Pro ma con un grosso punto di domanda - lo sportello per gli autonomi sul mercato del lavoro. Finora i lavoratori autonomi hanno sempre dovuto arrangiarsi; tutt'al più qualche professionista ha potuto forse far riferimento, nella ricerca di lavoro, al suo Ordine professionale (benché siano davvero pochi quelli che negli ultimi anni si sono seriamente posti il problema degli sbocchi professionali dei propri iscritti - noi abbiamo raccontato per esempio, di recente, l'idea dell'Ordine dei biologi per il matching con le aziende in cerca di quelle professionalità, ma si tratta di una mosca bianca). Ora il Jobs Act prevede che gli autonomi debbano poter avere «diritto di accesso alle informazioni sul mercato» e sopratutto fruire di «servizi personalizzati di orientamento, riqualificazione e ricollocazione». Il che vuol dire, si legge nel testo dell'articolo 6, che «i centri per l’impiego e gli organismi accreditati si dotano, in ogni sede aperta al pubblico, di uno sportello dedicato al lavoro autonomo». Questo sportello «raccoglie le domande e le offerte di lavoro autonomo, fornisce le relative informazioni ai professionisti ed alle imprese che ne facciano richiesta, fornisce informazioni relative alle procedure per l’avvio di attività autonome e per le eventuali trasformazioni, per l’accesso a commesse ed appalti pubblici, nonché relative alle opportunità di credito e alle agevolazioni pubbliche nazionali e locali». Il problema è che i centri per l'impiego sono oggi totalmente inadeguati a fornire servizi di qualità all'utenza: hanno poco personale, nella maggior parte dei casi poco preparato; hanno subito un contraccolpo fortissimo con il caos della soppressione delle Province, con il risultato che la loro già scarsa dotazione economica è stata ulteriormente rivista al ribasso, o quantomeno congelata.
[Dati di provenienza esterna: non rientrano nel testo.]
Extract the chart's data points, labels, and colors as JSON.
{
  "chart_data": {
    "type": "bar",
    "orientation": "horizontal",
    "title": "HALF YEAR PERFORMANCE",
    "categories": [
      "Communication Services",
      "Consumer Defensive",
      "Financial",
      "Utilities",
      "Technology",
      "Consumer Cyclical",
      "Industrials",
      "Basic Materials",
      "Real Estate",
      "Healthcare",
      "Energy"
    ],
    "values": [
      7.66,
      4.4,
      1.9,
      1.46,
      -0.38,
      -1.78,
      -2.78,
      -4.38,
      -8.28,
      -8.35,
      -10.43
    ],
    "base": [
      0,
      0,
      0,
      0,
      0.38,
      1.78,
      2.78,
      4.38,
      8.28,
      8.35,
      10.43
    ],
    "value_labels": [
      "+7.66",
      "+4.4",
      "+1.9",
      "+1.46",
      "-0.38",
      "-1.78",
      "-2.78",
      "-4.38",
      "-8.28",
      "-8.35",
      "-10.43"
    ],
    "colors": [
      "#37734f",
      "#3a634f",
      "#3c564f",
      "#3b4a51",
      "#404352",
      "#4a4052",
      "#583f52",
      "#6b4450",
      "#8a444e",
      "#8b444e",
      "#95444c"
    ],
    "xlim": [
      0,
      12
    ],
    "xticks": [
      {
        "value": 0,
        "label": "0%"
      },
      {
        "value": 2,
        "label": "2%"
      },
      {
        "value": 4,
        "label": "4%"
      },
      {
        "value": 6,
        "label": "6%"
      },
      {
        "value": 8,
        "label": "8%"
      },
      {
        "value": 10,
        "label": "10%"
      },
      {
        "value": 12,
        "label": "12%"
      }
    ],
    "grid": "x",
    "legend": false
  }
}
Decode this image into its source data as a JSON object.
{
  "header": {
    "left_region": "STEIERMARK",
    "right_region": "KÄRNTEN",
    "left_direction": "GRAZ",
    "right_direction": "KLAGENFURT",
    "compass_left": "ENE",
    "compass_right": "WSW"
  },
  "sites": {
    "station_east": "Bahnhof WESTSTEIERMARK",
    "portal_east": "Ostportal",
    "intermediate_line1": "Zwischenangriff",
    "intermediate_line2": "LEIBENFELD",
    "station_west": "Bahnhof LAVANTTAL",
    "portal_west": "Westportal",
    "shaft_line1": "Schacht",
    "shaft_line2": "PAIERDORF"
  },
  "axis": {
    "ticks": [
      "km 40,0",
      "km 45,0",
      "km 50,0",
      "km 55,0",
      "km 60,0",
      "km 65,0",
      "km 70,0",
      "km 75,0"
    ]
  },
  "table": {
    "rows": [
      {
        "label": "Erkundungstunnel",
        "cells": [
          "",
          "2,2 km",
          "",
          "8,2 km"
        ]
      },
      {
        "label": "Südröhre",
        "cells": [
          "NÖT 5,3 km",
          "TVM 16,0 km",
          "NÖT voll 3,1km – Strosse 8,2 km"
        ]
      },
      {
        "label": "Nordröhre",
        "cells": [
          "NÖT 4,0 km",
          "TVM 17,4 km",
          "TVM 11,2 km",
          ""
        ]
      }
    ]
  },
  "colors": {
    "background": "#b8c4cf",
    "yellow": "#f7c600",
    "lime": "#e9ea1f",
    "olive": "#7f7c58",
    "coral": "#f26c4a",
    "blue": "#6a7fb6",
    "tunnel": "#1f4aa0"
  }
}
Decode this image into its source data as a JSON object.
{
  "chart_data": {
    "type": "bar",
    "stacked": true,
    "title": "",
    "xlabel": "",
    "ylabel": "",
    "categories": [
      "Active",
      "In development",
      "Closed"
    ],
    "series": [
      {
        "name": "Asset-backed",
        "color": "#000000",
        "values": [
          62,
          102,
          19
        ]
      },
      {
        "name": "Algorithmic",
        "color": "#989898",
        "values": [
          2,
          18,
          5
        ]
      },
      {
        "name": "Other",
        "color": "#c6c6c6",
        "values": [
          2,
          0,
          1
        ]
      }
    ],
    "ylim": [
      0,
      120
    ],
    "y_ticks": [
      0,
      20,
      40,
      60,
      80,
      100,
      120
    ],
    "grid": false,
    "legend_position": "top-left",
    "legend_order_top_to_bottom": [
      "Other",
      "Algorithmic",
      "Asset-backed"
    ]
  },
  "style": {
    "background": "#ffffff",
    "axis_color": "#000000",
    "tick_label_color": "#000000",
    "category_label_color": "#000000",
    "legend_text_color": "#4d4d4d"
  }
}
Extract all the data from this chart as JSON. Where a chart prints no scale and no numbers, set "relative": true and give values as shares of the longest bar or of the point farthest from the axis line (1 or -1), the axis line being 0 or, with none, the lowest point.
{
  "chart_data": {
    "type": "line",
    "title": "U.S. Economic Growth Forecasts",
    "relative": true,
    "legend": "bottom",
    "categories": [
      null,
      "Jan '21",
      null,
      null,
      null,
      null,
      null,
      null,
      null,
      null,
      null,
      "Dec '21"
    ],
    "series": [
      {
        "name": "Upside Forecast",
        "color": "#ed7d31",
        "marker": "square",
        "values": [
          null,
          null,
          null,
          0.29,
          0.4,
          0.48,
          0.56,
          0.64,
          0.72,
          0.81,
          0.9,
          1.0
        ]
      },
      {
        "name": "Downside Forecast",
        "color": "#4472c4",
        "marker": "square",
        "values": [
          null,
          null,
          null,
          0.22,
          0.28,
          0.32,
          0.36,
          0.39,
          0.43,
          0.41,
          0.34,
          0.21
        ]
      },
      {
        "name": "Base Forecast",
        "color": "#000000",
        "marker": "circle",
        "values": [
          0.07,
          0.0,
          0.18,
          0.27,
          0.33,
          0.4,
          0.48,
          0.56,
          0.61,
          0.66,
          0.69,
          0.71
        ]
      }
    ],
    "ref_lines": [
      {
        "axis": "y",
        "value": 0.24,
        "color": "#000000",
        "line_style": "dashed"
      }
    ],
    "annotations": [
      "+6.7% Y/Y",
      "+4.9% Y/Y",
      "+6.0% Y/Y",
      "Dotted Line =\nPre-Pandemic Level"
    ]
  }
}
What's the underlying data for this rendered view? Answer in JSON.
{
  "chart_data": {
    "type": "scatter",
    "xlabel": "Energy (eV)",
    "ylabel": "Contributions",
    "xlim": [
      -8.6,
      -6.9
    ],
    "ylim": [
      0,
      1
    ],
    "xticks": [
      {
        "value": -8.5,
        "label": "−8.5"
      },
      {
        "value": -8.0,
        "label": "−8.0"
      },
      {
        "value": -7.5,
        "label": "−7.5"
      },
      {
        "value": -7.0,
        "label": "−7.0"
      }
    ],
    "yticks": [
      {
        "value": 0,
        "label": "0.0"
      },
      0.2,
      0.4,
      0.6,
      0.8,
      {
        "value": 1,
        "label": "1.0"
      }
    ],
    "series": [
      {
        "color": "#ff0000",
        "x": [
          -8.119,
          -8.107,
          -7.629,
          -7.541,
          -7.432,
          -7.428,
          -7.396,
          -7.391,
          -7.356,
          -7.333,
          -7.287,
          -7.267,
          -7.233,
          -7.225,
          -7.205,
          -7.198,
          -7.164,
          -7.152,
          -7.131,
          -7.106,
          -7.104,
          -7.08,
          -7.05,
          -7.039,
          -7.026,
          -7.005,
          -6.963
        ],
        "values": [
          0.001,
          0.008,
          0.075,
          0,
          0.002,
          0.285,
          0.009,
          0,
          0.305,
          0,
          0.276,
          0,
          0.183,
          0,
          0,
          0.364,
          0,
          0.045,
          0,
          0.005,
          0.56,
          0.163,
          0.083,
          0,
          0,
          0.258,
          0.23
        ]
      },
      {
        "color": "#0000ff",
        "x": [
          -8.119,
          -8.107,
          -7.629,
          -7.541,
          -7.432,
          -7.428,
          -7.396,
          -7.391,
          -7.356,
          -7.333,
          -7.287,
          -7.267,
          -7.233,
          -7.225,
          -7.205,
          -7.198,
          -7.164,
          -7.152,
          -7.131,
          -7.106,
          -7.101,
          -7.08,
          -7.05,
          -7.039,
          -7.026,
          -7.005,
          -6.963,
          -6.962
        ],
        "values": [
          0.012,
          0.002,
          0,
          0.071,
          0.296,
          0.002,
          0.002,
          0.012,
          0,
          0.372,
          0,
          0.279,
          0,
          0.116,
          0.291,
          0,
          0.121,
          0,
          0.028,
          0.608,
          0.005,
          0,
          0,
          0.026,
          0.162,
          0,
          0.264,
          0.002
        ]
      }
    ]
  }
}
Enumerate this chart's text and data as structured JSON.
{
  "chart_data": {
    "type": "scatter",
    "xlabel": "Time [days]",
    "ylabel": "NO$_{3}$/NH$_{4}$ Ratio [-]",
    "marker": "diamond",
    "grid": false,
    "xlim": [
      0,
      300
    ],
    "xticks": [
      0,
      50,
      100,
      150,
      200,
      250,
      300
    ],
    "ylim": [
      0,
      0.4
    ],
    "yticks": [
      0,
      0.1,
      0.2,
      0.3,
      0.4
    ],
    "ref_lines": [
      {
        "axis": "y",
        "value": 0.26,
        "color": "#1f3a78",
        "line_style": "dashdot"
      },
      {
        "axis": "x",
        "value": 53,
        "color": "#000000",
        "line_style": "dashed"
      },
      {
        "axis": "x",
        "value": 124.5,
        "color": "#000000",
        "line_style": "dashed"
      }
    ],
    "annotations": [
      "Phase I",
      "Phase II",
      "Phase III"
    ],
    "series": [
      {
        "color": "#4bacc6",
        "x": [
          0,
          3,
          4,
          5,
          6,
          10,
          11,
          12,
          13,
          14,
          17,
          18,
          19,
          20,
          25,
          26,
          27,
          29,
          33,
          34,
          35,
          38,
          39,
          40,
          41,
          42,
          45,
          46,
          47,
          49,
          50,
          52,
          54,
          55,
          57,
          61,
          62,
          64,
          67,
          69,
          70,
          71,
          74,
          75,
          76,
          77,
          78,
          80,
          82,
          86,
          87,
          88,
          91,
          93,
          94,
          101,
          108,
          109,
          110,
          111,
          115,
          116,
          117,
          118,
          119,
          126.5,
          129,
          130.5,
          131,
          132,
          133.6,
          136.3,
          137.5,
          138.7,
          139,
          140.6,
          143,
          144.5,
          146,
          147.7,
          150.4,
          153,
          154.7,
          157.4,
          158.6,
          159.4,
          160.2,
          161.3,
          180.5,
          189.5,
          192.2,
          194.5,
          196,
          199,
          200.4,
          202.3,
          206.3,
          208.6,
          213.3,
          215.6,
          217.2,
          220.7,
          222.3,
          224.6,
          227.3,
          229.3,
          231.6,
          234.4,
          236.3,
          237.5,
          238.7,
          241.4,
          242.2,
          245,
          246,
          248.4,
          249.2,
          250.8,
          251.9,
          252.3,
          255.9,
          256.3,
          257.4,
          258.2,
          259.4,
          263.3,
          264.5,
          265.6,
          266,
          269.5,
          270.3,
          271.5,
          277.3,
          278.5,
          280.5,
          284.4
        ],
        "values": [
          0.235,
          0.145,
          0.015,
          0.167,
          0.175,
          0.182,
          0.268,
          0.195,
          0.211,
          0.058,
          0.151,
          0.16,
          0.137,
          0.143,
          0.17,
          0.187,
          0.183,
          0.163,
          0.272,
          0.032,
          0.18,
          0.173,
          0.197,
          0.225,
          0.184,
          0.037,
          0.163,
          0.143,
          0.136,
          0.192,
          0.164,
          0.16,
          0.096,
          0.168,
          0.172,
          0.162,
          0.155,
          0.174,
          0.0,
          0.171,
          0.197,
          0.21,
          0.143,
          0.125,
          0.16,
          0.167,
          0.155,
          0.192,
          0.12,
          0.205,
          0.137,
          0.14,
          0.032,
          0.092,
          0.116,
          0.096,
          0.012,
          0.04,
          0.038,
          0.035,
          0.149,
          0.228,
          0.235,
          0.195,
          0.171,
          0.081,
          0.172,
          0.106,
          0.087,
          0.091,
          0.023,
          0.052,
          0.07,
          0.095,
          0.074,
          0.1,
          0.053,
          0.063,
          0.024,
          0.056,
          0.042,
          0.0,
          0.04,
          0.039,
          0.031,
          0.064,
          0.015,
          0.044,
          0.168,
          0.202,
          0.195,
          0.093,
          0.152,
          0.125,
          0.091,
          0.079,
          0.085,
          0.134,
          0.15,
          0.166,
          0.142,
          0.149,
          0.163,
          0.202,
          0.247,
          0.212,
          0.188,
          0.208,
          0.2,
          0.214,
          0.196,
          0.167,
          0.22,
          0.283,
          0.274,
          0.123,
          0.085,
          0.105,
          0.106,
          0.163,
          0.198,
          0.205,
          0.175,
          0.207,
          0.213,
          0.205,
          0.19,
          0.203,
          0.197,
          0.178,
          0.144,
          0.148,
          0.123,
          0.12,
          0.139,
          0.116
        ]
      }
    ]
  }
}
Con turn-over bloccato e dotazione di strumenti tecnologici pressoché inesistente, i centri per l'impiego già fanno fatica a non soccombere e a far fronte all'ordinaria amministrazione. Per aprire degli sportelli per lavoratori autonomi bisognerebbe necessariamente mettere a disposizione un budget adeguato, assumere personale specializzato. Una prospettiva realistica?
Staremo a vedere quali saranno le reazioni del parlamento quando la bozza di decreto arriverà in discussione, e se vi sarà spazio per eventuali migliorie.